Das Palais wurde 1714 für Alexander Kikin, einen Vertrauten Peters des Großen, errichtet und 1718 nach Kikiins Hinrichtung konfisziert. Die Konfiszierung markierte das Ende der privaten Herrschaft und leitete seine öffentliche Nutzung ein.
Das Gebäude war in der frühen Zeit Petersburgs ein Zentrum für Gelehrte und Sammler, die hier seltene Objekte und Bücher studierten. Diese Rolle prägte die Wahrnehmung des Hauses als Ort des Wissens in der Stadt.
Das Gebäude befindet sich in der Innenstadt und ist heute als Musikschule zugänglich, daher sollten Besucher die Schulöffnungszeiten beachten. Es ist leicht zu Fuß erreichbar und liegt an einer Straße mit anderen historischen Bauwerken aus derselben Zeit.

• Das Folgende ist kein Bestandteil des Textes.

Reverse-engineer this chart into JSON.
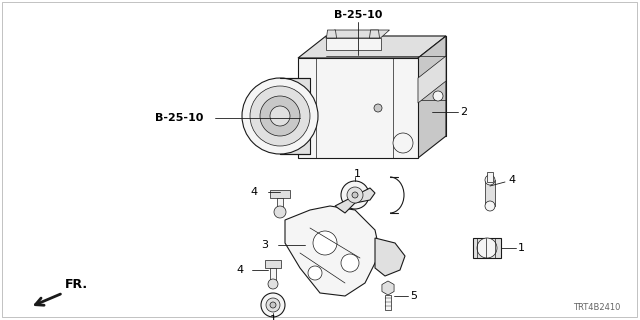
{
  "bg_color": "#ffffff",
  "part_code": "TRT4B2410",
  "fr_label": "FR.",
  "line_color": "#1a1a1a",
  "text_color": "#000000",
  "gray_color": "#666666",
  "fill_light": "#f5f5f5",
  "fill_mid": "#e0e0e0",
  "fill_dark": "#c8c8c8",
  "lw_main": 0.8,
  "lw_thin": 0.5,
  "lw_thick": 1.0
}
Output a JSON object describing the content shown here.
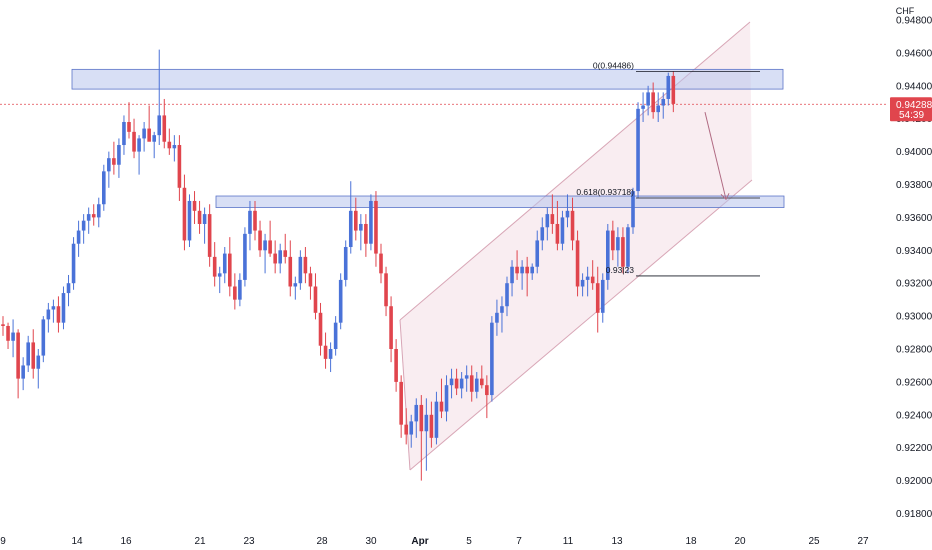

Das Gebäude teilt sein Grundriss und seine äußere Gestaltung mit dem Zentralteil des Großen Palastes von Peterhof, was auf ein gemeinsames architektonisches Vorbild hindeutet. Diese Ähnlichkeit zeigt die Entwurfspraktiken der Architekten, die in dieser frühen Zeit Petersburgs tätig waren.